The workshop will take place in an online format.
Persistent homology is a central topic in the burgeoning field of topological data analysis. The key idea is to study topological spaces constructed from data and infer global properties of the data from topological invariants, typically homology vector spaces. The term “persistent” refers to the fact that the construction of these spaces usually depends on one or more parameters, and in order to obtain information about the data in a stable and robust way, it is crucial to consider the family of resulting invariants obtained not just in isolation, but together with morphisms obtained from maps between the individual spaces.
While the bulk of work on persistent homology to data has focused on one-parameter constructions, the need for methods that are robust with respect to noise and outliers naturally leads to methods based on multiple parameters. Although there has been considerable recent progress in the theoretical and computational aspects of multi-parameter persistent homology, applications are still in their infancy.
Metrics on invariants of data play a central role in both theory and applications of one parameter persistent homology, and it is expected that such metrics should play a similarly important role in the multi-parameter setting.
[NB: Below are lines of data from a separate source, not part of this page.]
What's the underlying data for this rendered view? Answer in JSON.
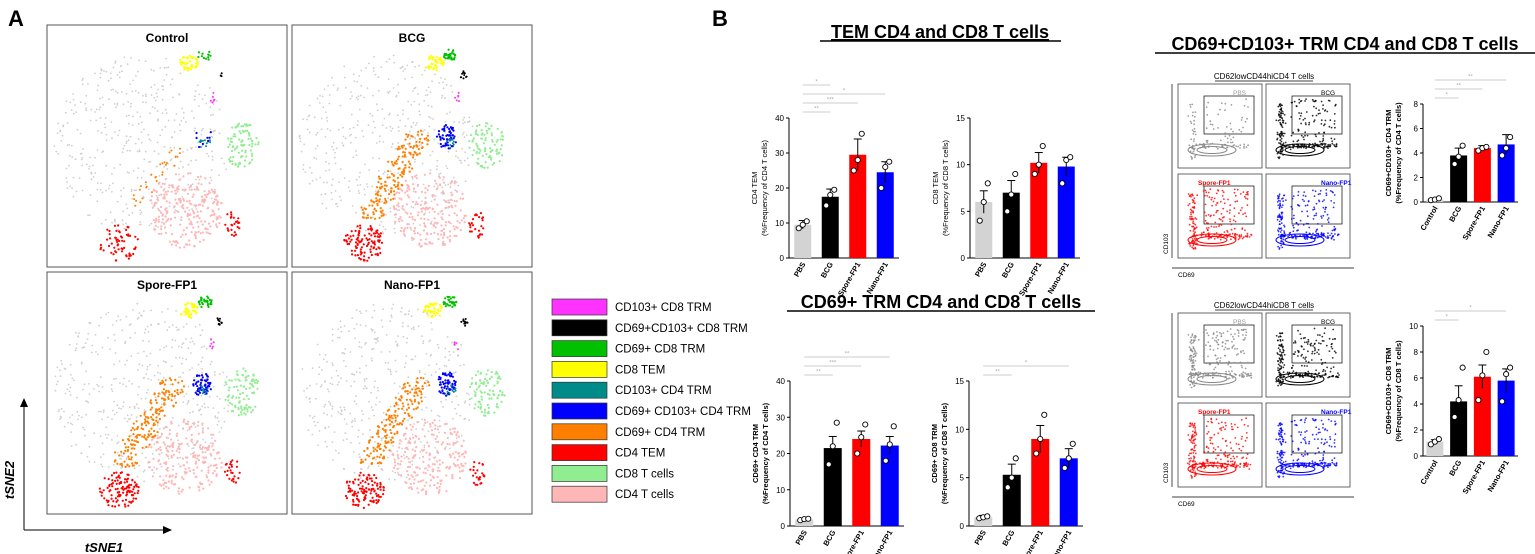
{
  "panels": {
    "a_label": "A",
    "b_label": "B"
  },
  "tsne": {
    "titles": [
      "Control",
      "BCG",
      "Spore-FP1",
      "Nano-FP1"
    ],
    "axis_y": "tSNE2",
    "axis_x": "tSNE1",
    "legend": [
      {
        "label": "CD103+ CD8 TRM",
        "color": "#ff33ff"
      },
      {
        "label": "CD69+CD103+ CD8 TRM",
        "color": "#000000"
      },
      {
        "label": "CD69+ CD8 TRM",
        "color": "#00c000"
      },
      {
        "label": "CD8 TEM",
        "color": "#ffff00"
      },
      {
        "label": "CD103+ CD4 TRM",
        "color": "#008b8b"
      },
      {
        "label": "CD69+ CD103+ CD4 TRM",
        "color": "#0000ff"
      },
      {
        "label": "CD69+ CD4 TRM",
        "color": "#ff8000"
      },
      {
        "label": "CD4 TEM",
        "color": "#ff0000"
      },
      {
        "label": "CD8 T cells",
        "color": "#90ee90"
      },
      {
        "label": "CD4 T cells",
        "color": "#ffb6b6"
      }
    ]
  },
  "sections": {
    "tem_title": "TEM CD4 and CD8 T cells",
    "cd69_title": "CD69+ TRM CD4 and CD8 T cells",
    "trm_title": "CD69+CD103+ TRM CD4 and CD8 T cells"
  },
  "flow": {
    "cd4_header": "CD62lowCD44hiCD4 T cells",
    "cd8_header": "CD62lowCD44hiCD8 T cells",
    "panel_labels": [
      "PBS",
      "BCG",
      "Spore-FP1",
      "Nano-FP1"
    ],
    "x_axis": "CD69",
    "y_axis": "CD103"
  },
  "chart_data": [
    {
      "id": "cd4tem",
      "type": "bar",
      "categories": [
        "PBS",
        "BCG",
        "Spore-FP1",
        "Nano-FP1"
      ],
      "values": [
        9.5,
        17.5,
        29.5,
        24.5
      ],
      "errors": [
        1.2,
        2.2,
        4.5,
        3.0
      ],
      "points": [
        [
          8.5,
          9.5,
          10.5
        ],
        [
          15,
          18,
          19.5
        ],
        [
          25,
          28,
          35.5
        ],
        [
          20,
          26,
          27.5
        ]
      ],
      "ylim": [
        0,
        40
      ],
      "yticks": [
        "0",
        "10",
        "20",
        "30",
        "40"
      ],
      "ylabel1": "CD4 TEM",
      "ylabel2": "(%Frequency of CD4 T cells)",
      "sig": [
        "**",
        "***",
        "*",
        "*"
      ]
    },
    {
      "id": "cd8tem",
      "type": "bar",
      "categories": [
        "PBS",
        "BCG",
        "Spore-FP1",
        "Nano-FP1"
      ],
      "values": [
        6,
        7,
        10.2,
        9.8
      ],
      "errors": [
        1.2,
        1.3,
        1.1,
        1.0
      ],
      "points": [
        [
          4,
          6,
          8
        ],
        [
          5,
          6.8,
          9
        ],
        [
          9,
          10,
          12
        ],
        [
          8,
          10.5,
          10.8
        ]
      ],
      "ylim": [
        0,
        15
      ],
      "yticks": [
        "0",
        "5",
        "10",
        "15"
      ],
      "ylabel1": "CD8 TEM",
      "ylabel2": "(%Frequency of CD8 T cells)",
      "sig": []
    },
    {
      "id": "cd69cd4",
      "type": "bar",
      "categories": [
        "PBS",
        "BCG",
        "Spore-FP1",
        "Nano-FP1"
      ],
      "values": [
        1.8,
        21.5,
        24,
        22.2
      ],
      "errors": [
        0.3,
        3.2,
        2.2,
        2.5
      ],
      "points": [
        [
          1.6,
          1.9,
          2
        ],
        [
          17,
          22,
          28.5
        ],
        [
          20,
          24.5,
          28
        ],
        [
          18,
          22.5,
          27.5
        ]
      ],
      "ylim": [
        0,
        40
      ],
      "yticks": [
        "0",
        "10",
        "20",
        "30",
        "40"
      ],
      "ylabel1": "CD69+ CD4 TRM",
      "ylabel2": "(%Frequency of CD4 T cells)",
      "sig": [
        "**",
        "***",
        "**"
      ]
    },
    {
      "id": "cd69cd8",
      "type": "bar",
      "categories": [
        "PBS",
        "BCG",
        "Spore-FP1",
        "Nano-FP1"
      ],
      "values": [
        0.9,
        5.3,
        9,
        7
      ],
      "errors": [
        0.2,
        1.1,
        1.4,
        1.0
      ],
      "points": [
        [
          0.8,
          0.9,
          1.0
        ],
        [
          4,
          5,
          7
        ],
        [
          7.5,
          9,
          11.5
        ],
        [
          6,
          7,
          8.5
        ]
      ],
      "ylim": [
        0,
        15
      ],
      "yticks": [
        "0",
        "5",
        "10",
        "15"
      ],
      "ylabel1": "CD69+ CD8 TRM",
      "ylabel2": "(%Frequency of CD8 T cells)",
      "sig": [
        "**",
        "*"
      ]
    },
    {
      "id": "trmcd4",
      "type": "bar",
      "categories": [
        "Control",
        "BCG",
        "Spore-FP1",
        "Nano-FP1"
      ],
      "values": [
        0.2,
        3.8,
        4.4,
        4.7
      ],
      "errors": [
        0.05,
        0.6,
        0.2,
        0.8
      ],
      "points": [
        [
          0.15,
          0.2,
          0.3
        ],
        [
          3.1,
          3.7,
          4.6
        ],
        [
          4.2,
          4.4,
          4.5
        ],
        [
          3.8,
          4.4,
          5.3
        ]
      ],
      "ylim": [
        0,
        8
      ],
      "yticks": [
        "0",
        "2",
        "4",
        "6",
        "8"
      ],
      "ylabel1": "CD69+CD103+ CD4 TRM",
      "ylabel2": "(%Frequency of CD4 T cells)",
      "sig": [
        "*",
        "**",
        "**"
      ]
    },
    {
      "id": "trmcd8",
      "type": "bar",
      "categories": [
        "Control",
        "BCG",
        "Spore-FP1",
        "Nano-FP1"
      ],
      "values": [
        1.1,
        4.2,
        6.1,
        5.8
      ],
      "errors": [
        0.15,
        1.2,
        0.9,
        0.9
      ],
      "points": [
        [
          0.9,
          1.1,
          1.3
        ],
        [
          3,
          4.3,
          6.8
        ],
        [
          4.3,
          6.2,
          8
        ],
        [
          4.2,
          6.3,
          6.8
        ]
      ],
      "ylim": [
        0,
        10
      ],
      "yticks": [
        "0",
        "2",
        "4",
        "6",
        "8",
        "10"
      ],
      "ylabel1": "CD69+CD103+ CD8 TRM",
      "ylabel2": "(%Frequency of CD8 T cells)",
      "sig": [
        "*",
        "*"
      ]
    }
  ]
}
However, the invariants of data provided by this setting are much more complex, and this presents obstacles to naively extending the definitions from the one-parameter case. This raises the question of which metrics are most suitable for practical use.
This workshop will bring together specialists and junior researchers in applied algebraic topology to study the problem of metrizing the space of multi-parameter persistence modules. In particular, the workshop will address the problem of developing computationally tractable metrics suitable for use in applications. The focus will be on both the theoretical foundations and practical computational aspects of such metrics. Considerable time will be devoted to discussion sessions and hands-on work with software implementations and data.
This is the rescheduled workshop of 2020.